Si pensa che 20 000 anni fa i ghiacciai ricoprissero circa il 30% delle terre emerse e sotto questo punto di vista i ghiacciai attuali possono essere visti come il residuo delle precedenti ere glaciali; come conseguenza, attualmente più del 10% delle terre emerse è occupato da sedimenti di origine glaciale[1]. I ghiacciai attualmente occupano circa il 10% della superficie delle terre emerse (e appena il 3% della superficie terrestre), costituendo di gran lunga il più grande serbatoio d'acqua dolce sulla Terra,[2] con le più grandi distese di ghiaccio rappresentate dalle calotte glaciali di Groenlandia e Antartide seguite dai ghiacci continentali.
La parte superiore di un ghiacciaio è il bacino collettore, separato dalla linea di equilibrio dall'area di ablazione, dove avviene la riduzione della massa glaciale per fusione o evaporazione. Normalmente l'area di ablazione assume una forma allungata, detta lingua glaciale. La parte più bassa della lingua glaciale prende il nome di fronte del ghiacciaio ed è spesso sorgente, con le sue acque fuse, di torrenti di montagna e/o laghi montani d'altura (lago proglaciale). Le caratteristiche geomorfologiche dei ghiacciai sono dovute essenzialmente al loro scorrimento verso valle: la forza di gravità causa la spinta verso il basso e l'attrito delle rocce vi si oppone, generando così crepacci, seracchi e morene.

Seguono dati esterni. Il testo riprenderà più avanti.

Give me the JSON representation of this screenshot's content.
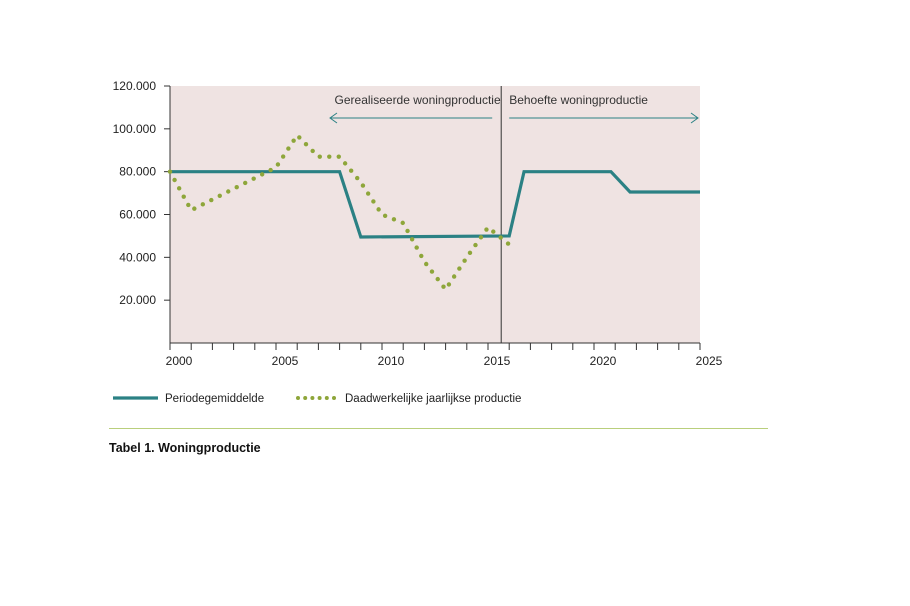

Si possono distinguere due tipi di ghiacciai:
I ghiacciai montani, a loro volta, si possono sommariamente distinguere in:
I ghiacciai tendono dunque a muoversi verso valle: mentre il nucleo del ghiacciaio scorre verso altitudini inferiori, ogni punto del ghiacciaio può spostarsi in misura e direzione diverse. Il moto complessivo è dovuto alla forza di gravità e la velocità di scorrimento in ogni parte del ghiacciaio è condizionata da fattori molteplici. Il ghiaccio, in generale, si comporta come un solido fragile se il suo spessore non raggiunge i 50 metri, altrimenti è assimilabile ad un fluido ad elevata viscosità, specie su pendenze sensibili. La pressione sul ghiaccio è responsabile del flusso plastico in misura maggiore rispetto alla profondità. Il ghiaccio è costituito da strati di molecole sovrapposti, con legami relativamente deboli tra di essi. Quando la forza peso esercitata dallo strato superiore controbilancia la forza di legame tra uno strato e l'altro, quest'ultimo si muove più velocemente dello strato inferiore.
Un altro tipo di movimento, tipico dei ghiacciai temperati, è lo slittamento basale: in questo processo, l'intero ghiacciaio si sposta sul terreno su cui poggia, lubrificato dall'acqua di disgelo. Dal momento che la pressione cresce verso la base del ghiacciaio, il punto di fusione dell'acqua si abbassa e il ghiaccio si fonde. Anche l'attrito tra il ghiaccio e la roccia e il calore geotermico proveniente dall'interno della Terra contribuiscono alla fusione del ghiaccio. Il flusso di calore geotermico aumenta al crescere dello spessore del ghiacciaio. Il moto verso il basso e l'azione di attrito del ghiaccio sul substrato roccioso sottostante sono causa di erosione (esarazione), che tende a scavare la roccia in valli tipiche, a forma di U circhi glaciali e a formare detriti morenici e massi erratici ai bordi e nel fondo del ghiacciaio stesso.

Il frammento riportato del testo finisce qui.